Vino terdiam. Mulai dari sopir—yang mengaku bos—menghilang tak melanjutkan tanggung jawabnya saja sudah membuat Vino merasa aneh. Mana saat tempat kerjanya didatangi, orang-orang di sana mengaku jika bos mereka sudah tidak pulang lagi selama setengah tahun.
“Terus, kalau lo gak asing ....” Vino membuka suara. “Siapa yang lo curigai?”
Phiko melihat langit-langit siang hari yang mendung, hampir meneteskan air hujannya.
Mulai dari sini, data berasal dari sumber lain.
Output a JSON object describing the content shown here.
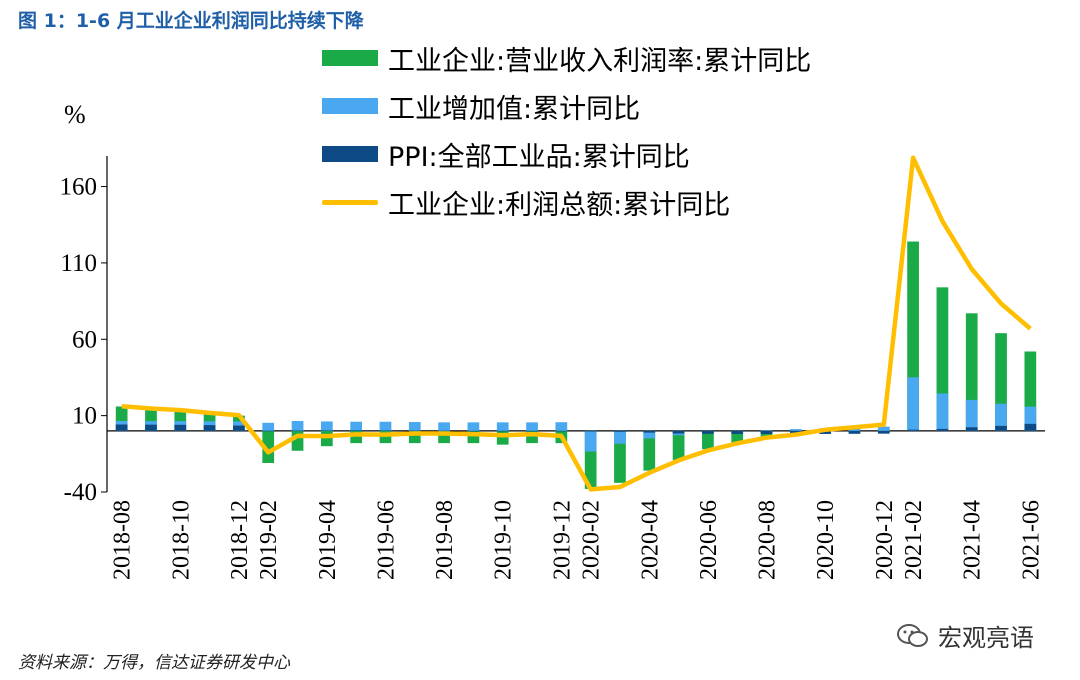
{
  "figure": {
    "title": "图 1：1-6 月工业企业利润同比持续下降",
    "source": "资料来源：万得，信达证券研发中心",
    "watermark": "宏观亮语"
  },
  "colors": {
    "revenue_margin": "#1aab48",
    "value_added": "#4aa8f0",
    "ppi": "#0d4a86",
    "profit": "#ffbf00",
    "title": "#1f5fa8"
  },
  "chart_data": {
    "type": "bar",
    "unit": "%",
    "ylim": [
      -40,
      180
    ],
    "yticks": [
      -40,
      10,
      60,
      110,
      160
    ],
    "categories": [
      "2018-08",
      "2018-09",
      "2018-10",
      "2018-11",
      "2018-12",
      "2019-02",
      "2019-03",
      "2019-04",
      "2019-05",
      "2019-06",
      "2019-07",
      "2019-08",
      "2019-09",
      "2019-10",
      "2019-11",
      "2019-12",
      "2020-02",
      "2020-03",
      "2020-04",
      "2020-05",
      "2020-06",
      "2020-07",
      "2020-08",
      "2020-09",
      "2020-10",
      "2020-11",
      "2020-12",
      "2021-02",
      "2021-03",
      "2021-04",
      "2021-05",
      "2021-06"
    ],
    "xtick_labels": [
      "2018-08",
      "2018-10",
      "2018-12",
      "2019-02",
      "2019-04",
      "2019-06",
      "2019-08",
      "2019-10",
      "2019-12",
      "2020-02",
      "2020-04",
      "2020-06",
      "2020-08",
      "2020-10",
      "2020-12",
      "2021-02",
      "2021-04",
      "2021-06"
    ],
    "series": [
      {
        "name": "工业企业:营业收入利润率:累计同比",
        "kind": "bar",
        "values": [
          16,
          15,
          13,
          12,
          10,
          -21,
          -13,
          -10,
          -8,
          -8,
          -8,
          -8,
          -8,
          -9,
          -8,
          -8,
          -38,
          -34,
          -26,
          -19,
          -12,
          -8,
          -5,
          -2,
          0,
          2,
          2,
          124,
          94,
          77,
          64,
          52
        ]
      },
      {
        "name": "工业增加值:累计同比",
        "kind": "bar",
        "values": [
          6.5,
          6.4,
          6.4,
          6.3,
          6.2,
          5.3,
          6.5,
          6.2,
          6.0,
          6.0,
          5.8,
          5.6,
          5.6,
          5.6,
          5.6,
          5.7,
          -13.5,
          -8.4,
          -4.9,
          -2.8,
          -1.3,
          -0.4,
          0.4,
          1.2,
          1.8,
          2.3,
          2.8,
          35.1,
          24.5,
          20.3,
          17.8,
          15.9
        ]
      },
      {
        "name": "PPI:全部工业品:累计同比",
        "kind": "bar",
        "values": [
          4.2,
          4.1,
          4.0,
          3.8,
          3.5,
          0.1,
          0.2,
          0.3,
          0.4,
          0.3,
          0.2,
          0.1,
          0,
          -0.2,
          -0.3,
          -0.3,
          -0.4,
          -0.6,
          -1.1,
          -1.7,
          -1.9,
          -2.0,
          -2.0,
          -2.0,
          -2.0,
          -1.9,
          -1.8,
          0.8,
          1.3,
          2.4,
          3.3,
          4.6
        ]
      },
      {
        "name": "工业企业:利润总额:累计同比",
        "kind": "line",
        "values": [
          16.2,
          14.7,
          13.6,
          11.8,
          10.3,
          -14.0,
          -3.3,
          -3.4,
          -2.3,
          -2.4,
          -1.7,
          -1.7,
          -2.1,
          -2.9,
          -2.1,
          -3.3,
          -38.3,
          -36.7,
          -27.4,
          -19.3,
          -12.8,
          -8.1,
          -4.4,
          -2.4,
          0.7,
          2.4,
          4.1,
          178.9,
          137.3,
          106.0,
          83.4,
          66.9
        ]
      }
    ]
  }
}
Ada dua nama yang melintas di kepalanya. Jika dibandingkan, mata yang ia lihat barusan cocok untuk kedua nama tersebut. Jelas bukan si penguasa pasar. Pria itu memiliki mata besar, bagian skleranya berwarna kekuningan, sedangkan yang ia lihat putih pekat. Belum lagi kelopak matanya sedikit sipit tapi tajam.
Phiko menghirup napas dalam-dalam. Menyedekapkan kedua tangannya. “Pak Goyara.”
“Lah, ngapain Pak Goyara? Bapak pasti gak kenal sama dia. Kita juga gak punya salah apa-apa. Kurang kerjaan banget,” elak Vino.
Phiko menurunkan pandangan, menatap kakaknya dengan saksama. Ia juga mendekatkan wajahnya. “Mahen.”